We all have one….and it is usually one….the individual in the group that finds distinction by being the contrarian voice in the discussion. And while the investigation of opposition and a full 360-degree view of a topic is essential to good decision-making, in the social setting of a committee or board meeting, such a voice can choke the momentum and potential emergence of innovative ideas.
The contrarian comes with various labels: devil’s advocate, outlier, “Debbie Downer”, minority voice, voice of experience, or party pooper.

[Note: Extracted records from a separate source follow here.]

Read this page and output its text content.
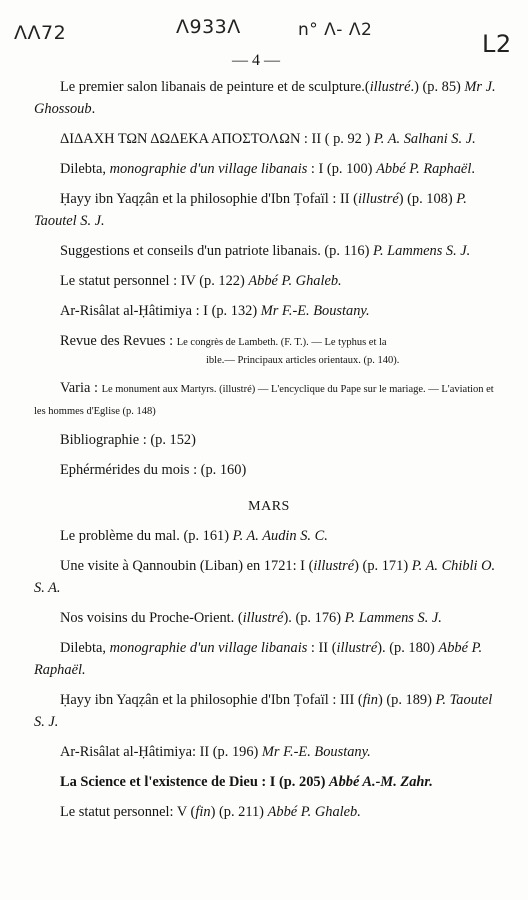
ɅɅ72	Ʌ933Ʌ	n° Ʌ- Ʌ2	L2
— 4 —

Le premier salon libanais de peinture et de sculpture.(illustré.) (p. 85) Mr J. Ghossoub.

ΔΙΔΑΧΗ ΤΩΝ ΔΩΔΕΚΑ ΑΠΟΣΤΟΛΩΝ : II ( p. 92 ) P. A. Salhani S. J.

Dilebta, monographie d'un village libanais : I (p. 100) Abbé P. Raphaël.

Ḥayy ibn Yaqẓân et la philosophie d'Ibn Ṭofaïl : II (illustré) (p. 108) P. Taoutel S. J.

Suggestions et conseils d'un patriote libanais. (p. 116) P. Lammens S. J.

Le statut personnel : IV (p. 122) Abbé P. Ghaleb.

Ar-Risâlat al-Ḥâtimiya : I (p. 132) Mr F.-E. Boustany.

Revue des Revues : Le congrès de Lambeth. (F. T.). — Le typhus et la

ible.— Principaux articles orientaux. (p. 140).

Varia : Le monument aux Martyrs. (illustré) — L'encyclique du Pape sur le mariage. — L'aviation et les hommes d'Eglise (p. 148)

Bibliographie : (p. 152)

Ephérmérides du mois : (p. 160)

MARS

Le problème du mal. (p. 161) P. A. Audin S. C.

Une visite à Qannoubin (Liban) en 1721: I (illustré) (p. 171) P. A. Chibli O. S. A.

Nos voisins du Proche-Orient. (illustré). (p. 176) P. Lammens S. J.

Dilebta, monographie d'un village libanais : II (illustré). (p. 180) Abbé P. Raphaël.

Ḥayy ibn Yaqẓân et la philosophie d'Ibn Ṭofaïl : III (fin) (p. 189) P. Taoutel S. J.

Ar-Risâlat al-Ḥâtimiya: II (p. 196) Mr F.-E. Boustany.

La Science et l'existence de Dieu : I (p. 205) Abbé A.-M. Zahr.

Le statut personnel: V (fin) (p. 211) Abbé P. Ghaleb.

How does a leader allow this voice to be heard and considered, while keeping momentum and energy alive that can lead to emergent innovation?
One way of handling this voice is to determine at the start of any meeting that you will have a “parking lot” to capture some ideas that are important to consider, but might prevent the conversation from exploring possibilities. Another approach is to take that “outlier” power away from any one individual, and ask everyone to give one (and only one) reason something might not work, and then, continue to explore new possibilities.
In an ideal world of exploring innovative ideas, the role of the devil’s advocate can be a prophetic voice that is helpful in a 360 exploration of an idea. The trouble is we don’t always know the motives of that voice, and in a social setting such as a volunteer committee structure, it is difficult to highlight one comment, and diminish another. However, for the momentum needed for innovation to take place, it is helpful to have a strategy in place to keep good ideas and good energy flowing.